China has become a secured haven for website operators, which use spam to sanction their products because of the enthusiasm of some Chinese Web-hosting companies to overlook spam complaints about those sites, which are hosted on their servers for a fee. The hosting companies do not produce the spam, but slightly declare them bullet-proof hosting sites, meaning that regardless of the illegal activities being reported, they will not terminate their customer's spam-related Web sites or domains.

The role of shady hosting companies in the spam ecology was best painted in 2008, when pressure from researchers made to the shutdown of just a company and worldwide spam traffic without delay saw a significant dip. However, as highlighted by the continued propagation of the Chinese providers, there is a probability always someplace else for spammers to move their businesses.

It is not to say that the people behind the spam campaigns are mainly Chinese nationals. Spammers worldwide, including the based in the US, are tapping into the ease of use of unpolished hosting firms in China to further their trial from far. Many of the spam observed by UAB researchers were also tied directly to malware campaigns.

For the year to date, the UAB ‘Spam Data Mine’ project has observed ‘millions’ of messages connected to ‘hundreds of thousands’ of websites and 69,117 unique hosting domains. The total reviewed domains, 48,552, 70% had Internet domains or addresses, which terminated in the Chinese country code ‘.cn.’. Some 48K, or roughly 70% of the sites were also hosted on Chinese computers.

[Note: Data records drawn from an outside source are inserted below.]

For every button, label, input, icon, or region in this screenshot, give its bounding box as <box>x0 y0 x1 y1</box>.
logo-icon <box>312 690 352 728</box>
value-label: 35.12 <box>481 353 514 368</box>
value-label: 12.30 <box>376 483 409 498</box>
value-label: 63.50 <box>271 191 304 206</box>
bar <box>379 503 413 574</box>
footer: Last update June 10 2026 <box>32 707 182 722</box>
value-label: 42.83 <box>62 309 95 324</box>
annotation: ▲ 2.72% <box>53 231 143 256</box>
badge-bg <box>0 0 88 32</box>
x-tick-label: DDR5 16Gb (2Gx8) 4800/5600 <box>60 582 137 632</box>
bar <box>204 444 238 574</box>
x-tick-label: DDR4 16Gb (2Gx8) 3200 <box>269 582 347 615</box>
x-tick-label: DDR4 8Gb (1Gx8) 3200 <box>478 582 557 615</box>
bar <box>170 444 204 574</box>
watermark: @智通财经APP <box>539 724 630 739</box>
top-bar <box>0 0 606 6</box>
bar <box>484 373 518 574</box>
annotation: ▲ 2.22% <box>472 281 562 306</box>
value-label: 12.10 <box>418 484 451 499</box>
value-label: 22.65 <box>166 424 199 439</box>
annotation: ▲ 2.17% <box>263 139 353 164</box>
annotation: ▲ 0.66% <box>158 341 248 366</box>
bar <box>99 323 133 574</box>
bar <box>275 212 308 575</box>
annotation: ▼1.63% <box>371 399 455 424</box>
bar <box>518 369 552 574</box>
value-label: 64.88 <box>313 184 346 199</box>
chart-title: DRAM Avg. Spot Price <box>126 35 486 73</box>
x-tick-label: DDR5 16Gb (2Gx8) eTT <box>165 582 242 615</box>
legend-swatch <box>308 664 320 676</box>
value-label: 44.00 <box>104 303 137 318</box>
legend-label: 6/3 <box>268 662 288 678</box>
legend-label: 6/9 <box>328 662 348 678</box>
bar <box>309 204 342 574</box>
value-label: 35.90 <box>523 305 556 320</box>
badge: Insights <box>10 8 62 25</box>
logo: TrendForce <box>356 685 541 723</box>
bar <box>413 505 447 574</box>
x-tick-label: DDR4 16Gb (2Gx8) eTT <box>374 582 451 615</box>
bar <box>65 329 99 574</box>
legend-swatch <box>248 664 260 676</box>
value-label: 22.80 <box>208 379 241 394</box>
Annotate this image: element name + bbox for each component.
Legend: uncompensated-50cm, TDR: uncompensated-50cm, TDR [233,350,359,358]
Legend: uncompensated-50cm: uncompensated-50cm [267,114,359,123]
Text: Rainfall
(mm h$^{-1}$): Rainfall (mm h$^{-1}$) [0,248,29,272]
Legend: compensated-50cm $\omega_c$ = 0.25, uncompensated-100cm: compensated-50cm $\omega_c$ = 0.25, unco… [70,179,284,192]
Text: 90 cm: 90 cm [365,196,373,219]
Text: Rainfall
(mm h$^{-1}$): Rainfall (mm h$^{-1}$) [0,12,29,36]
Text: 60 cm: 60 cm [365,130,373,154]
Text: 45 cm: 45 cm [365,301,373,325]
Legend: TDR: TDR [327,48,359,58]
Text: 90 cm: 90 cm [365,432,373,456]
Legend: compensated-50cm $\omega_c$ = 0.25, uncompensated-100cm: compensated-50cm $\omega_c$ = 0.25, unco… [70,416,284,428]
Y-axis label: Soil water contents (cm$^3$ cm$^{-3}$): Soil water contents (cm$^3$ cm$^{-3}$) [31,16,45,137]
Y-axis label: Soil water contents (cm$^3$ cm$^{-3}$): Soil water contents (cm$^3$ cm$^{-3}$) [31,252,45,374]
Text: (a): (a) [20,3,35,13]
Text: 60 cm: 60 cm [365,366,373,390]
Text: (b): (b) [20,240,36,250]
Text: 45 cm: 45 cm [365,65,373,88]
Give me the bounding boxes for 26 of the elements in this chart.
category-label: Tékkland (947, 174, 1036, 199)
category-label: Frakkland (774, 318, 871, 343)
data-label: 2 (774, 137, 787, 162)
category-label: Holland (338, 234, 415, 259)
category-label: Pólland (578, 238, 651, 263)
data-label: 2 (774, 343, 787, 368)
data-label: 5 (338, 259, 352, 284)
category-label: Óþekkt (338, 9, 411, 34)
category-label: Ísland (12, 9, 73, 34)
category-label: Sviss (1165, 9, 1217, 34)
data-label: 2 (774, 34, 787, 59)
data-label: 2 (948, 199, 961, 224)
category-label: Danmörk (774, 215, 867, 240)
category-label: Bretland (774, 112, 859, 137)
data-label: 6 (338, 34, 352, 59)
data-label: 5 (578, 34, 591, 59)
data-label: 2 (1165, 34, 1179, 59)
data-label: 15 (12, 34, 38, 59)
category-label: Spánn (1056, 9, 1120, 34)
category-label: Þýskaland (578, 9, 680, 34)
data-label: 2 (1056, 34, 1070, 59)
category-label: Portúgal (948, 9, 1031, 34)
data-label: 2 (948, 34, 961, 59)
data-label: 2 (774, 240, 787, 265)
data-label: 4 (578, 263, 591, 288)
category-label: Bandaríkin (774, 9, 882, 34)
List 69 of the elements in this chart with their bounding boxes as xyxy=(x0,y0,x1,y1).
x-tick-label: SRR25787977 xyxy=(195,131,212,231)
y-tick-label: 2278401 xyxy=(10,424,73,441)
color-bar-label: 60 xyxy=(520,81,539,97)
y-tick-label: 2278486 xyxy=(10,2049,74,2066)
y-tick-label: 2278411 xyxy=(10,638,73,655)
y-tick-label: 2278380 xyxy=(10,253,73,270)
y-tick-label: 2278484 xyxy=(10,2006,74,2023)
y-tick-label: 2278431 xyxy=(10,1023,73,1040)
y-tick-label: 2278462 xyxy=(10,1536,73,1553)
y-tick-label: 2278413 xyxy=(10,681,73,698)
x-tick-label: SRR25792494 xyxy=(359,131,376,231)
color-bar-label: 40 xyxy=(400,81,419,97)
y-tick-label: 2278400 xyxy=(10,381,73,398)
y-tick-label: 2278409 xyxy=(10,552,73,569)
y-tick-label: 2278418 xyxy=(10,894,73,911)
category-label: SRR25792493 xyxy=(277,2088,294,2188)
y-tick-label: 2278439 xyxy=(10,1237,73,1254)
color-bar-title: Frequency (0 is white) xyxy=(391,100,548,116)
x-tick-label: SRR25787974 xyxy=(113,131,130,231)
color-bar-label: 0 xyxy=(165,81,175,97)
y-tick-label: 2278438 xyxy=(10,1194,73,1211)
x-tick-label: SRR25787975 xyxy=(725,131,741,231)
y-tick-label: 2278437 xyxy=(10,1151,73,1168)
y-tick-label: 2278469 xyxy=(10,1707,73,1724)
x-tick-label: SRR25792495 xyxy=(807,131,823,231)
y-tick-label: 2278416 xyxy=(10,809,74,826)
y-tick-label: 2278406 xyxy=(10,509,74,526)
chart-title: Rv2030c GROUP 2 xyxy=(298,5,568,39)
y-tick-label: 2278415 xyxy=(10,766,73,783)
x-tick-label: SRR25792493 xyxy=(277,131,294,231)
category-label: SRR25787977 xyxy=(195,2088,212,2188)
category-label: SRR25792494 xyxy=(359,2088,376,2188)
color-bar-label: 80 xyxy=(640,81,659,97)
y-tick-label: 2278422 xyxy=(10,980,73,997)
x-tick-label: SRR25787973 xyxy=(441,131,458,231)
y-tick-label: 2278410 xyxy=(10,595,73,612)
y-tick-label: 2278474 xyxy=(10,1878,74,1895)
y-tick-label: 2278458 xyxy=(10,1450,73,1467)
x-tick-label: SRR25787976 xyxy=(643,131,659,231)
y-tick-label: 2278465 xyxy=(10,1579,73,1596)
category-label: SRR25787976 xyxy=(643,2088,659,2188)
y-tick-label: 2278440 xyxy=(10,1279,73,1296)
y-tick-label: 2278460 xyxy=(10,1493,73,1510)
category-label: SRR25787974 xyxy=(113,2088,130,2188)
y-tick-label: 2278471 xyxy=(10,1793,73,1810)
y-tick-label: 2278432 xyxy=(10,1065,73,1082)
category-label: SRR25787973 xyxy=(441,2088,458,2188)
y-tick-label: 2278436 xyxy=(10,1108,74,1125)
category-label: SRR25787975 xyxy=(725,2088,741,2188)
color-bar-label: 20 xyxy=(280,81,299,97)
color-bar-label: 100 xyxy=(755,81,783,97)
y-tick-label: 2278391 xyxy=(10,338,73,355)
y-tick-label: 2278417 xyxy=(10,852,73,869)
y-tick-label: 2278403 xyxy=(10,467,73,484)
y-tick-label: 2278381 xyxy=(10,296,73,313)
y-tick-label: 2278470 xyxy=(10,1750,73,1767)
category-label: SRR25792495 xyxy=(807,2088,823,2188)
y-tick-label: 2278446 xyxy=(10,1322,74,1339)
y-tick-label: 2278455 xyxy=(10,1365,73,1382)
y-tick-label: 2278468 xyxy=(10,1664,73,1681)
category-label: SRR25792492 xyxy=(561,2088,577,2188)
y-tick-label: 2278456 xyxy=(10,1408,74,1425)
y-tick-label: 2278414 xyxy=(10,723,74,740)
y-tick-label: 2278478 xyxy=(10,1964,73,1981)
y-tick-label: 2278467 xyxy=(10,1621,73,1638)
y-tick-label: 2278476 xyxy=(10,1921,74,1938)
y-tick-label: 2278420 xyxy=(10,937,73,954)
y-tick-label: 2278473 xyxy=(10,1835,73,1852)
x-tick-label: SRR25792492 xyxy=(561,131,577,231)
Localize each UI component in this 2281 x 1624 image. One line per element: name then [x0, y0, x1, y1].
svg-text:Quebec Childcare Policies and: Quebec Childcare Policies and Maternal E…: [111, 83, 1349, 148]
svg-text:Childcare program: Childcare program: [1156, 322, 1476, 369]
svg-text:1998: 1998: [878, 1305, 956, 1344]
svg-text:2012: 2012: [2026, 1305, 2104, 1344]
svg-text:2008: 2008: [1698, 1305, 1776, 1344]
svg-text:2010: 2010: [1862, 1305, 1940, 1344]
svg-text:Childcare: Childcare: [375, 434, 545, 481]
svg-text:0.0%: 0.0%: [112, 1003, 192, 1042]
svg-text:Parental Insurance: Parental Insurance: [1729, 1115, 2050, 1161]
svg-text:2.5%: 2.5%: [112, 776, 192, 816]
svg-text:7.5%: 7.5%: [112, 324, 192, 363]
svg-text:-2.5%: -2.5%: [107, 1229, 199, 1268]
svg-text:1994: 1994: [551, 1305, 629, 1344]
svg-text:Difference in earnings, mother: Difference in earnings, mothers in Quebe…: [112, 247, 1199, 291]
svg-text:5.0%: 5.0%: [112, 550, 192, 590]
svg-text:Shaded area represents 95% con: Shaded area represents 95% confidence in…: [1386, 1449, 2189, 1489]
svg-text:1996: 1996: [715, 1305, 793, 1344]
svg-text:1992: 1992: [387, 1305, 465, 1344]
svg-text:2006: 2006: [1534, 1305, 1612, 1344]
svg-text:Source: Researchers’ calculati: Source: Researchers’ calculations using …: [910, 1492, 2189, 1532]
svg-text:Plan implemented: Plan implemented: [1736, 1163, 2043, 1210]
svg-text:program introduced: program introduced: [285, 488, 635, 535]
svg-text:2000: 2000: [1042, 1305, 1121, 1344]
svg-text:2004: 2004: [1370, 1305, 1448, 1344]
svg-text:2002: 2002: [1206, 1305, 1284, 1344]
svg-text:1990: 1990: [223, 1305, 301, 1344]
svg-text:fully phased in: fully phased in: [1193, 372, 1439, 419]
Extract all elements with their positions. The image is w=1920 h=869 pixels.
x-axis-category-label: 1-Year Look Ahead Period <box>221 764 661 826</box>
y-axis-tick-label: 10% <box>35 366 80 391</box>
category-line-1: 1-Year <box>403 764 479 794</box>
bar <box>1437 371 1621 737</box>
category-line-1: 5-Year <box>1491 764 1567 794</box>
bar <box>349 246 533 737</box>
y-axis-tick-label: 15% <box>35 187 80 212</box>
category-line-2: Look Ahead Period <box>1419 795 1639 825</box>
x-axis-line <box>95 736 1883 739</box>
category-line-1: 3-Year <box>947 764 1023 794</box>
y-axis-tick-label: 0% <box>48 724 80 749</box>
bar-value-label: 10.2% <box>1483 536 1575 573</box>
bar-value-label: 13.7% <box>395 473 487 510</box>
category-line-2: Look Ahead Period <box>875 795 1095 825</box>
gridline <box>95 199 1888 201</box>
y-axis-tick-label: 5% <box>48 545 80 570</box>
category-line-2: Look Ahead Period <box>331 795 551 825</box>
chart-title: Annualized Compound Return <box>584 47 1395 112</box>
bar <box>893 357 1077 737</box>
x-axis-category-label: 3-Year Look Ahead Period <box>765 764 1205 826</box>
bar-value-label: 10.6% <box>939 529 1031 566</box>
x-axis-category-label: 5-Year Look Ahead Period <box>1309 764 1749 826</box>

The issue of cheap domains remains the biggest driver of China-based spam efforts, other than a lack of regulation of the hosting companies. Domains based in China cost about 15 cents in U.S. currency, on average. By comparison, many US based domains go for roughly $35 a year. UAB experts contend that the little Chinese prices hearten webpage operators to buy numerous domains, leading to ‘a unremitting stream of spam promoting those various sites’.

The researchers noticed that while only a handful of companies in China are behind most of spamming, they risk out the reputation of their entire nation's Internet presence. Warner said that the Chinese government needs to mediate and push hosts there to ‘develop mechanisms to accept and respond to spam abuse complaints’.